In positivo, i Suv elettrici sono circa tre volte più efficienti dal punto di vista energetico rispetto ai cugini mossi da tradizionali motori a combustione interna. Per contro, le auto elettriche più grandi, pesanti e spesso più potenti richiedono risorse maggiori in fase di costruzione, aumentando così l’impronta ambientale. Non solo, l’uso di questi mastodonti compromette anche i potenziali benefici della elettrificazione a causa del maggior consumo energetico e delle emissioni associate ai cicli di vita del veicolo e del carburante.

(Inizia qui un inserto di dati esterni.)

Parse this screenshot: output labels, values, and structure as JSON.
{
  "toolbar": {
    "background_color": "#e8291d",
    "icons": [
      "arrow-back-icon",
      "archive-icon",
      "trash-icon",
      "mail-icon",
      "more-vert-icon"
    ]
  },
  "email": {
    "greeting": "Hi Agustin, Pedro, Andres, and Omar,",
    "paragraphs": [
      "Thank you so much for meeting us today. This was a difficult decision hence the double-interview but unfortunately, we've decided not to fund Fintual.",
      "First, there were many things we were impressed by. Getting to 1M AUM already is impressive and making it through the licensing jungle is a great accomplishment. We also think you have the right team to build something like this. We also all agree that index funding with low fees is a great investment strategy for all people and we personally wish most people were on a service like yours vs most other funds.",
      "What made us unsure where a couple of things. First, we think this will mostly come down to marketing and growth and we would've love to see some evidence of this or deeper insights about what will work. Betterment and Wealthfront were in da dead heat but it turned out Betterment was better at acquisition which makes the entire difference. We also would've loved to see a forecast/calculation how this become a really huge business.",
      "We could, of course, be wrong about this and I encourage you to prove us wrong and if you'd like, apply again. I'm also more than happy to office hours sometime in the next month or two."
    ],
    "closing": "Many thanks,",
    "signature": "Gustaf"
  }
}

Anche se il parco automobilistico del pianeta fosse elettrificato in toto con questa impostazione, le riduzioni previste del consumo energetico e delle emissioni potrebbero risultare insignificanti. Alla faccia della necessità di ridurre i gas serra in linea con l’obiettivo di contenere il riscaldamento globale. Il passaggio a veicoli elettrici più grandi è stato fortemente sostenuto dall’ideologia dominante, quella del mercato, giacché i Suv sono i modelli più redditizi per chi li produce. E sono venduti a un prezzo superiore di fronte a costi di produzione proporzionalmente inferiori. Non sorprende che, assieme alla crescente offerta di nuovi mastodonti, i costruttori abbiano ridotto la proposta di nuove utilitarie.

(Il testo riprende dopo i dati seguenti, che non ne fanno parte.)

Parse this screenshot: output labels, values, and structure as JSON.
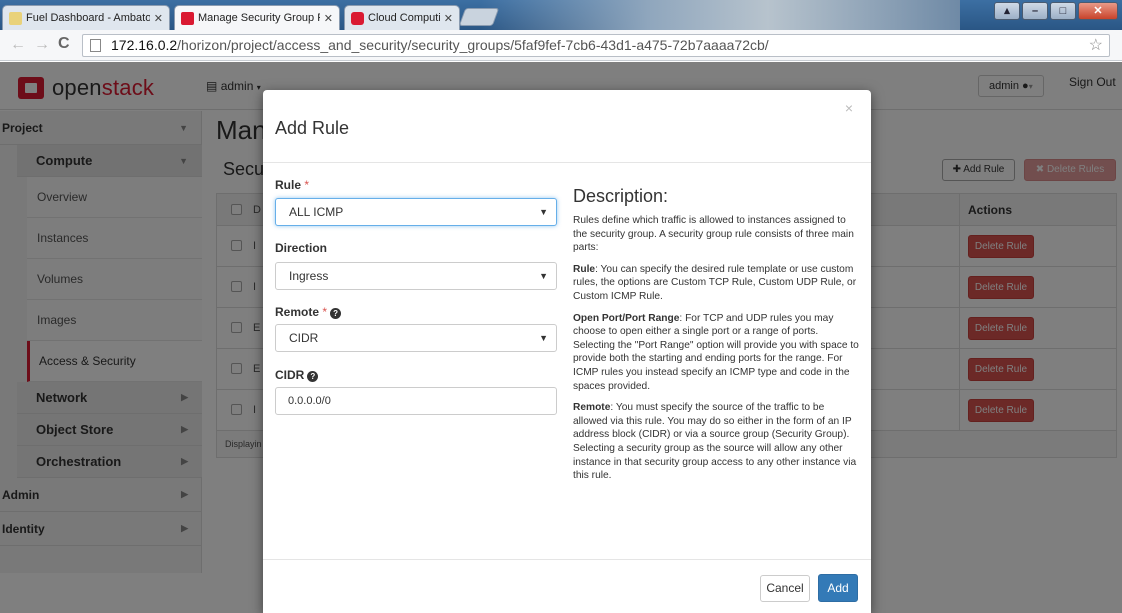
{
  "browser": {
    "tabs": [
      {
        "title": "Fuel Dashboard - Ambato",
        "favicon_color": "#e9d27a"
      },
      {
        "title": "Manage Security Group R",
        "favicon_color": "#da1a32"
      },
      {
        "title": "Cloud Computing - Open",
        "favicon_color": "#da1a32"
      }
    ],
    "url_host": "172.16.0.2",
    "url_path": "/horizon/project/access_and_security/security_groups/5faf9fef-7cb6-43d1-a475-72b7aaaa72cb/"
  },
  "header": {
    "logo_open": "open",
    "logo_stack": "stack",
    "project_selector": "admin",
    "user_menu": "admin",
    "sign_out": "Sign Out"
  },
  "sidebar": {
    "project": "Project",
    "compute": "Compute",
    "compute_items": [
      "Overview",
      "Instances",
      "Volumes",
      "Images",
      "Access & Security"
    ],
    "network": "Network",
    "object_store": "Object Store",
    "orchestration": "Orchestration",
    "admin": "Admin",
    "identity": "Identity"
  },
  "main": {
    "title_partial": "Man",
    "subtitle_partial": "Secu",
    "add_rule_button": "Add Rule",
    "delete_rules_button": "Delete Rules",
    "actions_header": "Actions",
    "row_stubs": [
      "I",
      "I",
      "E",
      "E",
      "I"
    ],
    "delete_rule_label": "Delete Rule",
    "footer_partial": "Displayin"
  },
  "modal": {
    "title": "Add Rule",
    "close": "×",
    "rule_label": "Rule",
    "rule_value": "ALL ICMP",
    "direction_label": "Direction",
    "direction_value": "Ingress",
    "remote_label": "Remote",
    "remote_value": "CIDR",
    "cidr_label": "CIDR",
    "cidr_value": "0.0.0.0/0",
    "description_heading": "Description:",
    "desc_intro": "Rules define which traffic is allowed to instances assigned to the security group. A security group rule consists of three main parts:",
    "desc_rule_term": "Rule",
    "desc_rule_text": ": You can specify the desired rule template or use custom rules, the options are Custom TCP Rule, Custom UDP Rule, or Custom ICMP Rule.",
    "desc_port_term": "Open Port/Port Range",
    "desc_port_text": ": For TCP and UDP rules you may choose to open either a single port or a range of ports. Selecting the \"Port Range\" option will provide you with space to provide both the starting and ending ports for the range. For ICMP rules you instead specify an ICMP type and code in the spaces provided.",
    "desc_remote_term": "Remote",
    "desc_remote_text": ": You must specify the source of the traffic to be allowed via this rule. You may do so either in the form of an IP address block (CIDR) or via a source group (Security Group). Selecting a security group as the source will allow any other instance in that security group access to any other instance via this rule.",
    "cancel_button": "Cancel",
    "add_button": "Add"
  },
  "colors": {
    "brand_red": "#da1a32",
    "danger": "#d9534f",
    "primary": "#337ab7"
  }
}
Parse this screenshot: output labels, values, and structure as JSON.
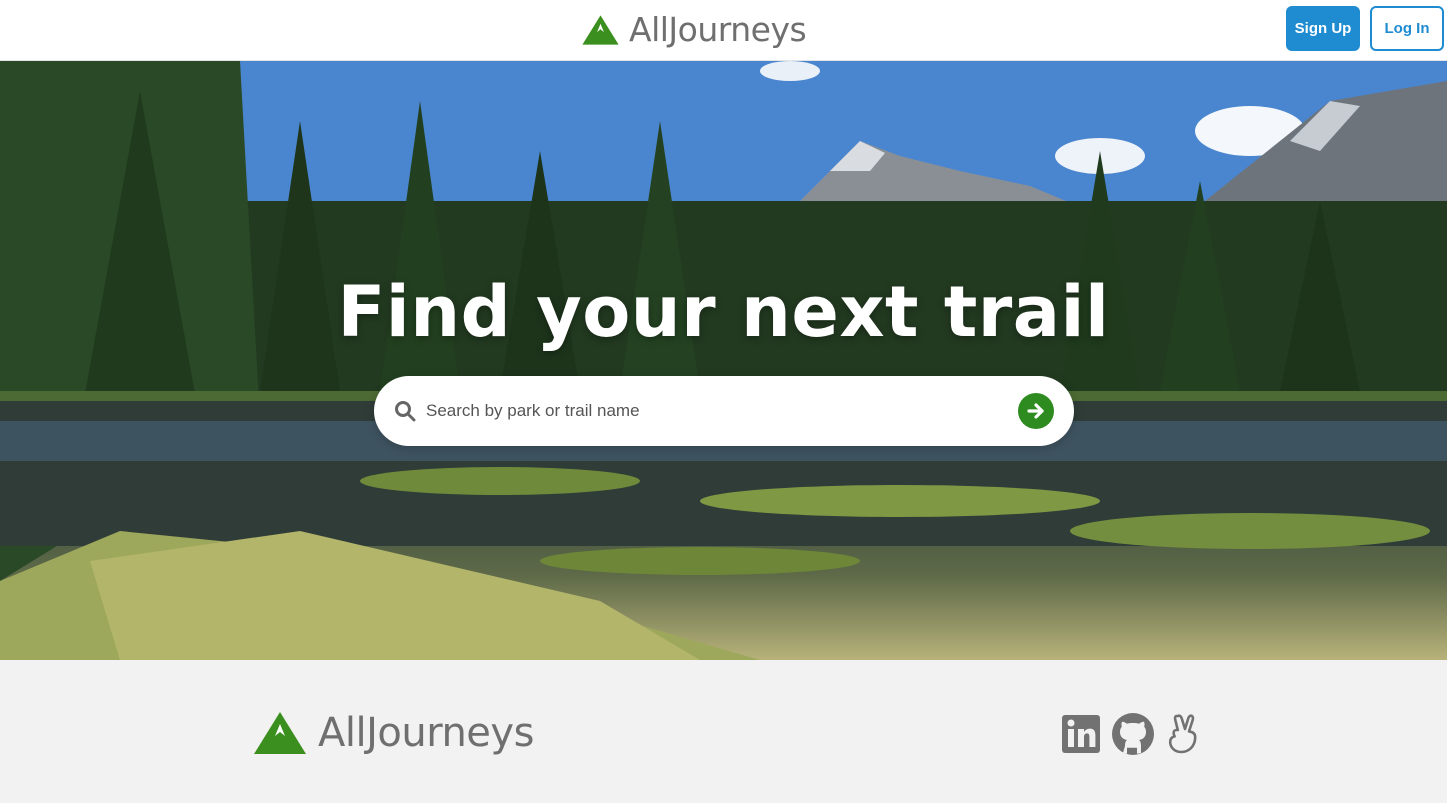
{
  "header": {
    "brand_name": "AllJourneys",
    "signup_label": "Sign Up",
    "login_label": "Log In"
  },
  "hero": {
    "title": "Find your next trail",
    "search": {
      "placeholder": "Search by park or trail name",
      "value": ""
    }
  },
  "footer": {
    "brand_name": "AllJourneys",
    "social": [
      "linkedin-icon",
      "github-icon",
      "angellist-icon"
    ]
  },
  "colors": {
    "brand_green": "#3a8f1e",
    "accent_blue": "#1f8bd1",
    "brand_text": "#6f6f6f",
    "footer_bg": "#f2f2f2"
  }
}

Per indirizzare le preferenze dei consumatori, si è perciò creata un’artificiosa scarsità di auto piccole e innovative. Per mal educare i consumatori, è stato decisivo un asfissiante marketing mirato; qualche volta scellerato, come quello che magnifica i Suv che sfidano le acque impetuose. La pubblicità, in gran parte non regolamentata, ha una forte responsabilità se sprona la gente a fare scelte incivili quando dettate solo dalla moda e non dalla necessità. E ha rinforzato la reciproca relazione tra Suv ed elettrificazione, poiché auto più grandi e più pesanti consentono d’installare batterie più grandi, che estendono l’autonomia e riducono l’ansia di rimanere a piedi.
Tutto ciò aumenta la domanda di batterie più grandi e motori più potenti che, a loro volta, reclamano più litio, cobalto e altre materie prime, spesso critiche sotto il profilo ambientale. Estrarre e lavorare questi materiali richiede un’alta intensità energetica e aggrava i problemi che l’elettrificazione vorrebbe risolvere. Inoltre, l’aumento del peso comporta una maggiore usura di strade e pneumatici, aumentando le emissioni di particolato, nocive sia alla salute sia all’ambiente.

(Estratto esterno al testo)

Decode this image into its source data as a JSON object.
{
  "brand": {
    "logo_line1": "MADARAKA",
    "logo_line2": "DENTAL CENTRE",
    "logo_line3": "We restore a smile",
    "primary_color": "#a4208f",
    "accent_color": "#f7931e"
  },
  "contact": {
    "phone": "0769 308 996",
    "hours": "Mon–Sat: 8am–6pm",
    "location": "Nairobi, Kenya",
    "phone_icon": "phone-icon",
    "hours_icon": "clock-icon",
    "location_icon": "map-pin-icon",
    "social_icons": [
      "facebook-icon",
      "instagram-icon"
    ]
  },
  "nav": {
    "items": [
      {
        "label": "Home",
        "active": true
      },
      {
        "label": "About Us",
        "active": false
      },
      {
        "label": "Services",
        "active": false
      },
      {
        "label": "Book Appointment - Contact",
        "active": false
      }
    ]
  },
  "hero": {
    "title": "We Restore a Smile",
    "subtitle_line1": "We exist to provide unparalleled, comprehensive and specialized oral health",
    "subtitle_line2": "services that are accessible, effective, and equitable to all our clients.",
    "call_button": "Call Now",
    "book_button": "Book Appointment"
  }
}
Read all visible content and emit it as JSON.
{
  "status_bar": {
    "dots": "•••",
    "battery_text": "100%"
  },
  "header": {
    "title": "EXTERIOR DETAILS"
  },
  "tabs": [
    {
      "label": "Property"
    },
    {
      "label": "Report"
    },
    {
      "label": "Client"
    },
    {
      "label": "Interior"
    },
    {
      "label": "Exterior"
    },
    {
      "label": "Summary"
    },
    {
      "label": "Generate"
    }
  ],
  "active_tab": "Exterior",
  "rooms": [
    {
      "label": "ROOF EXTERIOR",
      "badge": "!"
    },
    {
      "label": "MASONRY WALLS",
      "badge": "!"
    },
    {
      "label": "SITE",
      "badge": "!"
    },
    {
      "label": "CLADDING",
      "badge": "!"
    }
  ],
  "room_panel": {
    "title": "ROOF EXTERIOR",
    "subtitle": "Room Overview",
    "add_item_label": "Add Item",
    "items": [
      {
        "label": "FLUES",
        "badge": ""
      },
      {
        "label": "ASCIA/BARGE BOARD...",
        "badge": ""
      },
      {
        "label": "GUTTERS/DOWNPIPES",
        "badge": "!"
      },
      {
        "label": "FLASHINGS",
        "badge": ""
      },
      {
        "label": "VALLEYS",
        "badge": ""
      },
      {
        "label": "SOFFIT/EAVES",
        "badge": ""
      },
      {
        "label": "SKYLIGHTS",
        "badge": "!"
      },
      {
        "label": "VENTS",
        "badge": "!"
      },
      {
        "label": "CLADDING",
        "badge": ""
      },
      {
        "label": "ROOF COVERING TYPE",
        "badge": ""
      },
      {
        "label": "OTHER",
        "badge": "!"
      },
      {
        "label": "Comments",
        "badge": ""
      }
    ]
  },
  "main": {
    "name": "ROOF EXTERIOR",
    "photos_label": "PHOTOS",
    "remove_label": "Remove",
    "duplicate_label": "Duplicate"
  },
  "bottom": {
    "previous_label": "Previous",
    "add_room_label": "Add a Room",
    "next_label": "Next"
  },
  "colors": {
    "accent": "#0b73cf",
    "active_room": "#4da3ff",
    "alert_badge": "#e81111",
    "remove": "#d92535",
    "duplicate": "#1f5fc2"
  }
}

La crescita della diffusione di auto elettriche conosce oggi una robusta flessione, dovuta a un insieme di fattori. Non solo c’è il costo esagerato dei veicoli nuovi ma anche il deprezzamento dell’usato, un effetto tipico delle nuove tecnologie che, evolvendo rapidamente, rendono presto vecchio e poco attraente ciò che solo ieri era un prodotto di avanguardia. C’è l’aumento dei costi della elettricità legato alla guerra finanzenergetica in corso. E non bisogna sottovalutare le deficienze congenite e acquisite della rete di ricarica, anche in relazione al contesto territoriale e urbano. Ma neppure la direzione sbagliata dell’autobesità è un fattore irrilevante per comprendere l’attuale stallo.
Il pur consapevole sforzo tecnologico verso la mitigazione climatica, sostenuto con l’elettrificazione della mobilità, è stato preso per mano da Shylock, l’avido mercante veneziano immortalato da Shakespeare, e governato con lo stile spregiudicato dei baroni ladri dell’età dell’oro americana. L’intento non dichiarato è stato quello di sostituire un nuovo, enorme mercato a un mercato ormai maturo, asfittico, caratterizzato da tassi di sostituzione sempre più bassi. E ci si è orientati sulla fascia di mercato più redditizia, con una normativa calzata a pennello a questo scopo.
Non c’è calamità maggiore dell’avidità; e l’autobesità, simbolo di uno sforzo giusto declinato in modo sbagliato, rischia di diventare un’allegoria della sconfitta dell’umanità sul fronte alla sfida climatica.